The triac is then kept turned on and the capacitor 11 is shorted. Therefore, the light output of a discharge lamp is
It is lower than when the capacitor 11 is placed in series with the discharge lamp.

Therefore the voltage at P (e.g. connected to a photovoltaic cell)
Through elements 26a, 27, 29, 30 and 31, a dimming effect is realized.

Immediately after the discharge lamp is ignited, a short circuit in the capacitor 11 occurs in the element 26a.
, 27.29.30 and 31. This applies a high voltage to P and then makes it conductive after a few seconds (RC time constant of resistor 25 and capacitor 26) (about 1 ms).
This can be done by Element 30 then becomes permanently conductive. In that case, the converter is used for a short period of time (about 1m
seconds) to open and stop. When the converter is switched on again, the switching element remains turned off and the capacitor 11 is always activated.
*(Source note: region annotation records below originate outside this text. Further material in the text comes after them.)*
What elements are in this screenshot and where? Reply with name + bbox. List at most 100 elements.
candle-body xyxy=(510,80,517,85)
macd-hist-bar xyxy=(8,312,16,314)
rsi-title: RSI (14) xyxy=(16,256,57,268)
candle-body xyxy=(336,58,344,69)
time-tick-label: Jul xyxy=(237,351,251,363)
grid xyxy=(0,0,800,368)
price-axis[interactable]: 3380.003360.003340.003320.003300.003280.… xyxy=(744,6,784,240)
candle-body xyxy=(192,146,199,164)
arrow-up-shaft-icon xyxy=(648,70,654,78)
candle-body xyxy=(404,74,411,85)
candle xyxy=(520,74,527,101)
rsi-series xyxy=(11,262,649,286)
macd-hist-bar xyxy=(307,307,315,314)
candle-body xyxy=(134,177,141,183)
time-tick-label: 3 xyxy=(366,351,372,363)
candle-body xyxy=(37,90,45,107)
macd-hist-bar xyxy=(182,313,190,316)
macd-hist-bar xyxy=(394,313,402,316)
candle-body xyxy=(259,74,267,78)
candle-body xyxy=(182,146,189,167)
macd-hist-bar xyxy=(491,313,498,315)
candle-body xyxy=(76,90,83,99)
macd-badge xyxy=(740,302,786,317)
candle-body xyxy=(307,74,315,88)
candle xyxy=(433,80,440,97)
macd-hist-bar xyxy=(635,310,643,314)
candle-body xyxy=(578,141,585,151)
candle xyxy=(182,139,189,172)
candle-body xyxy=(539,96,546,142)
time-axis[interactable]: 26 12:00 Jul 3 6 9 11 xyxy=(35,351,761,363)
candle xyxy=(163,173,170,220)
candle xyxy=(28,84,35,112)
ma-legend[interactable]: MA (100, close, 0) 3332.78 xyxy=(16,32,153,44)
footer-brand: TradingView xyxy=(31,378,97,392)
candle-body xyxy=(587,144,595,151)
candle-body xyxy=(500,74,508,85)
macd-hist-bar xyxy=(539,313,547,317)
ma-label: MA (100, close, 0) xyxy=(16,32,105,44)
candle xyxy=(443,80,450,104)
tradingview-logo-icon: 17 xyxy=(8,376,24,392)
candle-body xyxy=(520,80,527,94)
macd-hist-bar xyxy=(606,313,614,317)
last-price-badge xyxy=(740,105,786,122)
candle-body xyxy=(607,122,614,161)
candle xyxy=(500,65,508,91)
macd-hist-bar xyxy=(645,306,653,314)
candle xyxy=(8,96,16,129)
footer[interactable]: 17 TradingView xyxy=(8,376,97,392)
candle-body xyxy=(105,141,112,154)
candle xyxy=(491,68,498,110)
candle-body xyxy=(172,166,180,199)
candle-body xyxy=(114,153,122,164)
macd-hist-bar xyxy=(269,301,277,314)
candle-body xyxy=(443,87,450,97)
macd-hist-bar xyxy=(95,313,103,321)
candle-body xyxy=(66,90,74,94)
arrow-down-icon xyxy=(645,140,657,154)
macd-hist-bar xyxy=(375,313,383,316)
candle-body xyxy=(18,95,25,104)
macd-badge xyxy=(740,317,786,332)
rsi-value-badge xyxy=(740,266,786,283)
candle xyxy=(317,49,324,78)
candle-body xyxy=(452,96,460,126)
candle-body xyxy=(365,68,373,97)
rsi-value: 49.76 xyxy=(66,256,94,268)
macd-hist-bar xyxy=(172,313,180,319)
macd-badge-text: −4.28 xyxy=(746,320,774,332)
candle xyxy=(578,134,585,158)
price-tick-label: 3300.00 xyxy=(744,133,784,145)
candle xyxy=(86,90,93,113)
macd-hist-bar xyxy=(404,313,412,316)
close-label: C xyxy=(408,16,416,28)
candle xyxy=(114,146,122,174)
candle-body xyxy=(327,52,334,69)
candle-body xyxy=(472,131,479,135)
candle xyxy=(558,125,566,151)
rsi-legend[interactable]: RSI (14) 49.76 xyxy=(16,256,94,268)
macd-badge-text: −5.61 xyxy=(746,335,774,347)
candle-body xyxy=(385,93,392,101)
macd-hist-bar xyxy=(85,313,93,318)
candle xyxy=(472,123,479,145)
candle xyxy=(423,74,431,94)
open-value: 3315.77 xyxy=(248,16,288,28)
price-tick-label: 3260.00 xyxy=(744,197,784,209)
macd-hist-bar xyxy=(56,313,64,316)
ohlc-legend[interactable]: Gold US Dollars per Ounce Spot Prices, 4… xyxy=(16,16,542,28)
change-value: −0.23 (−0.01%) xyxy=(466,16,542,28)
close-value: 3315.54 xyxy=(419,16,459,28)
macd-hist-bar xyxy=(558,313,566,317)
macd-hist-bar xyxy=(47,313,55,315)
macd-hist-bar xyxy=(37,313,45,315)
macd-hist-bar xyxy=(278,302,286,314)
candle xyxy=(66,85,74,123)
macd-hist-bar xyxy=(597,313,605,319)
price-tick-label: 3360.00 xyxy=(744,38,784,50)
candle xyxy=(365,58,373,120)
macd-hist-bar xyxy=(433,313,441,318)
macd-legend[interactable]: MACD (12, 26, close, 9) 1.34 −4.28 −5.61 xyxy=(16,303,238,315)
The converter can also be deactivated using a remote control device in which the command pulses are processed in the converter. For example, first the frequency of the converter is 50k.
llz (in this case the discharge lamp is turned off). Upon switch-on, the converter is switched off for a short period (in the manner described above), after which the converter is started again and the complete operating cycle proceeds.
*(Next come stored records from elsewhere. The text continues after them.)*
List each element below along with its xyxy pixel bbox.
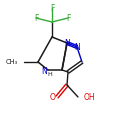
Text: N: N: [64, 39, 69, 47]
Text: F: F: [65, 14, 70, 22]
Text: H: H: [47, 71, 52, 76]
Text: CH₃: CH₃: [6, 59, 18, 65]
Text: N: N: [73, 42, 79, 51]
Text: F: F: [49, 4, 54, 12]
Text: N: N: [41, 66, 46, 76]
Text: OH: OH: [83, 92, 95, 102]
Text: O: O: [50, 93, 55, 102]
Text: F: F: [34, 14, 38, 22]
Values of elements considered important in specific examples of the present invention are shown below.

Capacitor 11: 10nF Capacitor 12: 10nF Coil 10: 3ml Capacitor 9: 470 nF Capacitor 16: 470 nF Capacitor 5: 47μF The discharge lamp is a 32W tubular low pressure mercury vapor discharge lamp (approx.
0 m). The two semiconductor switching elements 13 and 14 were of the MOS-FET type. The frequency is about 25k
llz.

The triac 15 was of the Philips BT 136 type.

[Brief explanation of the drawing]

FIG. 1 is a circuit diagram showing an embodiment of the present invention together with blocks. 1... Tubular low pressure mercury vapor discharge lamp 2.3... Preheatable electrode 4... Diode bridges 13, 14... Semiconductor switching elements 13a, 1
4a... Control circuit 15... Switching element 1
9...Breakdown element 27...Monostable multi-vibrake patent applicant N.B.Philips Fluylan Penfabriken

Claims (1)

[Claims] 1. A DC/AC converter for ignition and power supply of a gas discharge lamp, which has two input terminals to be connected to a DC power source, and the input terminals are connected to at least an induction coil, a load circuit including a parallel circuit of the discharge lamp and a capacitor;
A semiconductor switching element is connected to each other via a series circuit, a circuit including a second semiconductor switching element is connected in parallel with the load circuit, and the first and second semiconductor switching elements are alternately made conductive by a control circuit. In a DC/AC converter for starting and powering a gas discharge lamp, a second capacitor is connected in series with the induction coil and the discharge lamp, and in parallel with the second capacitor, the second capacitor is connected in parallel with the induction coil and is non-conducting during the preheating period of the electrodes, and at least when the discharge lamp is turned on. A DC/AC converter for lighting and power supplying a gas discharge lamp, characterized in that a third semiconductor switching element is connected to the arc and becomes conductive. 2. The DC/AC converter for starting and powering a gas discharge lamp according to claim 1, wherein the second capacitor is configured to have substantially the same impedance as the first capacitor. 3. The third semiconductor switching element is configured to be rendered non-conductive after ignition of the gas discharge lamp by rendering the DC/AC converter inactive for a predetermined period of time. DC/AC converter for gas discharge lamp lighting and power supply.